Münada; kendisine seslenilen ve seslenen kişiye yönelmesi istenilen kişidir. Münada, fiili hazfedilmiş mef’ûlün bihtir. Münadaya “ey, hey!” anlamlarına gelen nida harfleri ile seslenilir. En yaygın kullanılan nida edatı يَا ’dır.
Münada îrab yönünden mureb münada ve mebni münada olmak üzere 2 kısma ayrılır. Mebni münada merfû üzere mebni, mahallen mansub olur ve 3 şekilde gelir: 1) Müfred alem, 2) Nekre-i maksude, 3) Harf-i tarifli isim. Burada münada nekre-i maksude olarak geldiği için mebni münadaya girer ve merfû üzere mebni, mahallen mansubdur.

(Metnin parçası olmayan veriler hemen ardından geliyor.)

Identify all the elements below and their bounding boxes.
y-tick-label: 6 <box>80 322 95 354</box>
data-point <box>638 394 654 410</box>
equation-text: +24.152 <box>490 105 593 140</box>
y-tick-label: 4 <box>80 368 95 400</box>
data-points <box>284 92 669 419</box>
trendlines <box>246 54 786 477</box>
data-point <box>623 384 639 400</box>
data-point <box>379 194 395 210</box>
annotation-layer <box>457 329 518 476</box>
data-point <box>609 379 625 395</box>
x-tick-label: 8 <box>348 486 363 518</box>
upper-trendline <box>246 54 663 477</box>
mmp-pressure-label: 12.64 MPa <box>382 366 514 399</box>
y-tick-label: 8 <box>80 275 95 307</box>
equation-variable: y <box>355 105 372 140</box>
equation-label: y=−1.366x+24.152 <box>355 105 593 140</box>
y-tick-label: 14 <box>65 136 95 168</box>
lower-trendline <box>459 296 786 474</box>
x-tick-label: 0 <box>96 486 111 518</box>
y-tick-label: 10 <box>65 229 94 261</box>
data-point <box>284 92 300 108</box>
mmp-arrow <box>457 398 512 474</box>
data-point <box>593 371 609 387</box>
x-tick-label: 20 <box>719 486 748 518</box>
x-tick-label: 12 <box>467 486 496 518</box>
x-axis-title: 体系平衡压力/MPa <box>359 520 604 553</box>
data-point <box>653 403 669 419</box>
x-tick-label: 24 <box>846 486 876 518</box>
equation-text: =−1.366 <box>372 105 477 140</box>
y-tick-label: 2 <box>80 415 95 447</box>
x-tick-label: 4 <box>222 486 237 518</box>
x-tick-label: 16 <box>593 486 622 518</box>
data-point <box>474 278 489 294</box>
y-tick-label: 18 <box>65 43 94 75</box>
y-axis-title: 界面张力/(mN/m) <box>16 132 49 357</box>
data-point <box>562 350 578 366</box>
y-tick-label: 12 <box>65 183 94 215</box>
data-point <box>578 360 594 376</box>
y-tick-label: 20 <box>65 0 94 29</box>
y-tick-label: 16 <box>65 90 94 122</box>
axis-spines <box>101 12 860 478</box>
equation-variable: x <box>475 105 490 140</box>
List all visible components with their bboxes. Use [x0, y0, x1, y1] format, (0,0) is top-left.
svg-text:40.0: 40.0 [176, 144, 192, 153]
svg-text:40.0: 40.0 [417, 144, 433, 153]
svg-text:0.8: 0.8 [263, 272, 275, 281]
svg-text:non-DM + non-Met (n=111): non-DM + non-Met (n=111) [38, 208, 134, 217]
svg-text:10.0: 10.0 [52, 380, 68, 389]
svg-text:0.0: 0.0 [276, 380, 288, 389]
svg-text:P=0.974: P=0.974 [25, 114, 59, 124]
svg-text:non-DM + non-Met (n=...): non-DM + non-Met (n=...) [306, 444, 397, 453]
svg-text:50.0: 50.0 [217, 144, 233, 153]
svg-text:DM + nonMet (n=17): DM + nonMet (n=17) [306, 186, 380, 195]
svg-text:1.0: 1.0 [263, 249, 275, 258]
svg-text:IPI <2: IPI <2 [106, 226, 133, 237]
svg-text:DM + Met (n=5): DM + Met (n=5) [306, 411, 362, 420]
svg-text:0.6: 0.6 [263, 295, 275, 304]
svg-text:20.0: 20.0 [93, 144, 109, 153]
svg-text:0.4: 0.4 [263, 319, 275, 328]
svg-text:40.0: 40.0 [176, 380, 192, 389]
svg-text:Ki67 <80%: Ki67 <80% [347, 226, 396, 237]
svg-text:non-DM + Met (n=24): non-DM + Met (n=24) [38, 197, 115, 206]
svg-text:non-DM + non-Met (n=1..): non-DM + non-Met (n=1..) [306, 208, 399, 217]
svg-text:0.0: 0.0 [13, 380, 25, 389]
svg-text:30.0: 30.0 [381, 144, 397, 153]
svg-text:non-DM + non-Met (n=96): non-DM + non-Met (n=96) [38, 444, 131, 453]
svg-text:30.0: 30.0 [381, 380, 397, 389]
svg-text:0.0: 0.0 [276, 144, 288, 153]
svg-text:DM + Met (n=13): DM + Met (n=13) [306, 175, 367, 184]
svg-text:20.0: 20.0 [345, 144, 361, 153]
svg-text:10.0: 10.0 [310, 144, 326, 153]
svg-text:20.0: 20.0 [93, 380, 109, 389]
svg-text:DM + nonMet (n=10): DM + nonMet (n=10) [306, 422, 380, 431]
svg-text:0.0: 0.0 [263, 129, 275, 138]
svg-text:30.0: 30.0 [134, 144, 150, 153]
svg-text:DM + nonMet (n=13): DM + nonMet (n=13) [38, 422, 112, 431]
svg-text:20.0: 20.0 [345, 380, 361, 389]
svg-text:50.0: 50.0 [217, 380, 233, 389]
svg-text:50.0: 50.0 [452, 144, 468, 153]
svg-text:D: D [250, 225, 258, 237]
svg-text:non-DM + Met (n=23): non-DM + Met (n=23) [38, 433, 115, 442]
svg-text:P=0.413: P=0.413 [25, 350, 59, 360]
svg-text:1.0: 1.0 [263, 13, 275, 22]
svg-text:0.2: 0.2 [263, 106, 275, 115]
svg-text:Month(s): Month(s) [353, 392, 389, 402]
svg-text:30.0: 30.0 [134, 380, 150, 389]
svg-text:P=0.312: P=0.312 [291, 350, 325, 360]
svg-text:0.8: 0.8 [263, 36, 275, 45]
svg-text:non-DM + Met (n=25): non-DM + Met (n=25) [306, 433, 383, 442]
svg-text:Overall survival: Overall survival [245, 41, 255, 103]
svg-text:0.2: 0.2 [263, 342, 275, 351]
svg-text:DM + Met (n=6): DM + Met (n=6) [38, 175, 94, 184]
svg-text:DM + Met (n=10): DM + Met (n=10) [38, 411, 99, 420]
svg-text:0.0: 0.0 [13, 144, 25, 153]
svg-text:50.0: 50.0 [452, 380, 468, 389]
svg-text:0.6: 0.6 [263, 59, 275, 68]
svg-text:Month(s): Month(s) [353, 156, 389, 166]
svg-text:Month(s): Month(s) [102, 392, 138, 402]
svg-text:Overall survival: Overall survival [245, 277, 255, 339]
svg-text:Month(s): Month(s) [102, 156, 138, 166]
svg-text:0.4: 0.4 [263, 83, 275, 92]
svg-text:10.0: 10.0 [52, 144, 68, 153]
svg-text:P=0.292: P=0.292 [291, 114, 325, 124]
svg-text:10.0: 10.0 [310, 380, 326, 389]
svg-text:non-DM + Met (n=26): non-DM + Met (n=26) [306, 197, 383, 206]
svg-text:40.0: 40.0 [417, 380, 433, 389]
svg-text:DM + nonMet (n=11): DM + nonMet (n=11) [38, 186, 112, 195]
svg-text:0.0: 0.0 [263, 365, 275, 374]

Münadanın başında harf-i tarif varsa önüne müzekker isimlerde اَيُّهَا, müennes isimlerde اَيَّتُهَا getirilir. Bunlardan sonra gelen müştak ise sıfat, camid ise bedel olur. (Arapça Dilbilgisi Ayetlerle Nahiv Bilgisi)
Nidanın cevabı جَاهِدِ الْكُفَّارَ ’dur.
جَاهِدِ sükun üzere mebni emir fiildir. Faili ise müstetir olup takdiri أنت ’dir. الْكُفَّارَ mef’ûlün bih olup fetha ile mansubdur.
الْمُنَافِقٖينَ kelimesi atıf harfi وَ ’la الْكُفَّارَ ’ye matuf olup nasb alameti ي ’dır. Cemi müzekker salim kelimeler ي ile nasb olurlar.
وَ atıf harfidir. Atıf harflerinden biri kullanılarak iki kelimeyi veya iki cümleyi birbirine bağlamaya atf-ı nesak denir. Atıf harfinden önce gelene matufun aleyh, sonra gelene matuf denir. Matuf ve matufun aleyh arasında îrab bakımından, sıyga bakımından, cümlelerin haberî veya inşâî olması bakımından uyum olur. Mana bakımından aralarında uygunluk varsa fiil isme atfedilebilir. Müstetir zamir atıf olmaz.
Matufun îrabı her zaman için matufun aleyhe uyar.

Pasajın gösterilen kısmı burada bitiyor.